Pesticide Registrations and Actions
Other Actions
- The EPA released fumigant risk mitigation options both electronically and in person in Ft. Myers on the 6th of June. Comments about these options are being taken until July 2, and the EPA has specific questions for people wishing to provide input. Please contact the PIO if you have questions regarding this or any other regulatory action.
- Minor crop producers and consumers will be the primary beneficiaries of a recent EPA proposal to revise its pesticide tolerance crop grouping regulations, which allow the establishment of tolerances for multiple, related crops based upon data from a representative set of crops. The proposed
revision, published in a May 23, 2007, Federal Register notice, would create a new crop group for edible fungi (mushrooms), expand existing crop groups by adding new commodities, establish new crop subgroups, and revise the representative crops in some groups.
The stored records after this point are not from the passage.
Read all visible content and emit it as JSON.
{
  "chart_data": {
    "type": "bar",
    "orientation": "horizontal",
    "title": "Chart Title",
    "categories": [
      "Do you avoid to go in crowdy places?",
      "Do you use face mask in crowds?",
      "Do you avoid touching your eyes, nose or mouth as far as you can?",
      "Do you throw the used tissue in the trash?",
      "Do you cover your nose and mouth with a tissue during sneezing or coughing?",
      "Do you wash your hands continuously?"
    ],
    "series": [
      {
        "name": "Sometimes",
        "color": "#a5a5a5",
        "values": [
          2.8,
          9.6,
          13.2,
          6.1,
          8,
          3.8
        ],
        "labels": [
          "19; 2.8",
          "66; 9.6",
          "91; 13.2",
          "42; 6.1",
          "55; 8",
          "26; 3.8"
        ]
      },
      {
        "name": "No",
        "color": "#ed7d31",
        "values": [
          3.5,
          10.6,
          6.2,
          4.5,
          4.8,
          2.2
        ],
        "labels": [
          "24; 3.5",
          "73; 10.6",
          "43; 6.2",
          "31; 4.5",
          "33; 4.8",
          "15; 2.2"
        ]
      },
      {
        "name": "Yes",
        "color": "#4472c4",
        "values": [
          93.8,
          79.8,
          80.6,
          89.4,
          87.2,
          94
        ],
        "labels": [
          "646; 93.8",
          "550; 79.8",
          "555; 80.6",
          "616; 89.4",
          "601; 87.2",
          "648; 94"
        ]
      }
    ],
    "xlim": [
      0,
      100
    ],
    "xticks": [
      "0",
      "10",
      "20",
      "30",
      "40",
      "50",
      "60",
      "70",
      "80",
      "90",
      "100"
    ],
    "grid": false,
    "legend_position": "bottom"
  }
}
These proposed changes reflect the global competition for new or ethnic commodities. EPA expects these revisions to promote greater use of crop groupings for tolerance-setting purposes and, in particular, to assist in retaining or making available pesticides for minor crop uses. This is the first in a series of regulatory crop group updates. (EPA OPP Update, 5/30/07). - The methyl bromide inventory held by U.S. companies at the end of 2006 continues to shrink, according to data released by the EPA. The data show a steady decline in the inventory since 2003, when the Agency began collecting such information. The data that EPA is releasing includes, in aggregate form, the inventory held by approximately 35 companies in the United States at the end of 2006. The methyl bromide inventory shows a steady decline - approximately 16,422 metric tons in 2003, 12,994 metric tons in 2004, 9,974 metric tons in 2005, and 7,671 metric tons in 2006 - and demonstrates that the United States continues to manage its domestic inventory appropriately. (EPA OPP Update, 5/16/07).
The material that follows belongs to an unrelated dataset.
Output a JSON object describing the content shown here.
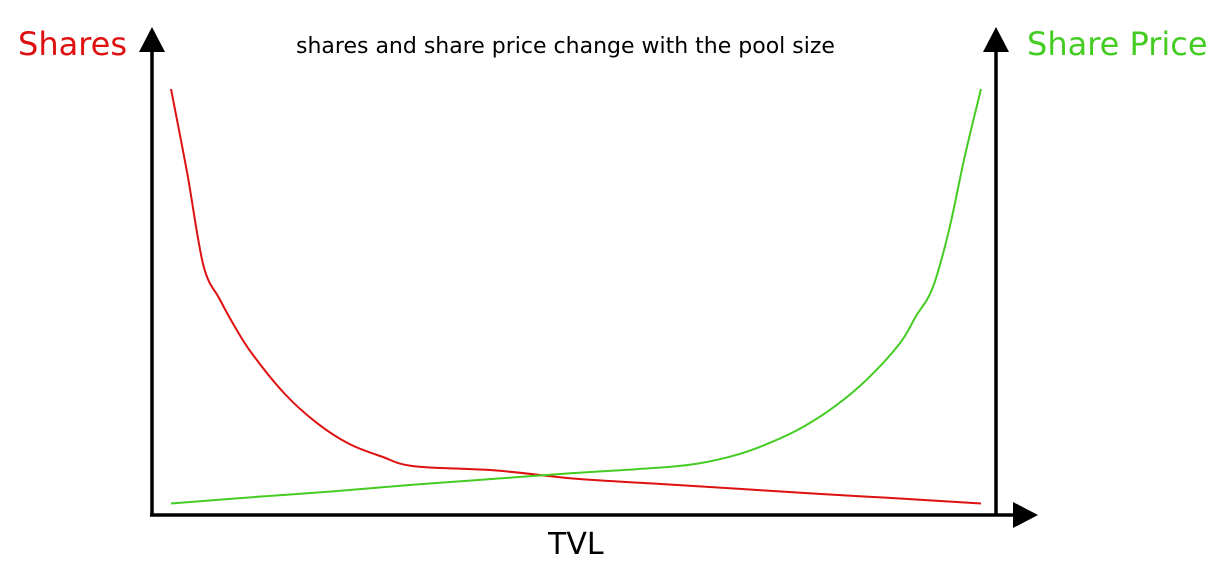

- In early June, the Florida Farm Bureau Federation circulated a message indicating that a half-dozen Florida representatives in the U.S. House were supporting a bill that would strike the word “navigable” from the Clean Water Act. Without this word, intermittent streams, small ponds, and even groundwater could theoretically fall under the Act. At this same time, the EPA and Army Corps of Engineers announced that for such waters to be protected there must be a “significant nexus” shown between the intermittent stream and a traditional waterway. Determinations will be made on a case-by-case basis in the future. (FFBF, 6/2/07 & Gainesville Sun, 6/6/07).
- After 18 months of discussion, mostly contentious, the European Union issued new rules for organic labeling. In addition to specific labels for products with at least 70 or 95 percent organic materials, a 0.9 percent limit has been placed on accidental or unavoidable “contamination” from transgenic plants. (International Herald-Tribune, 6/12/07).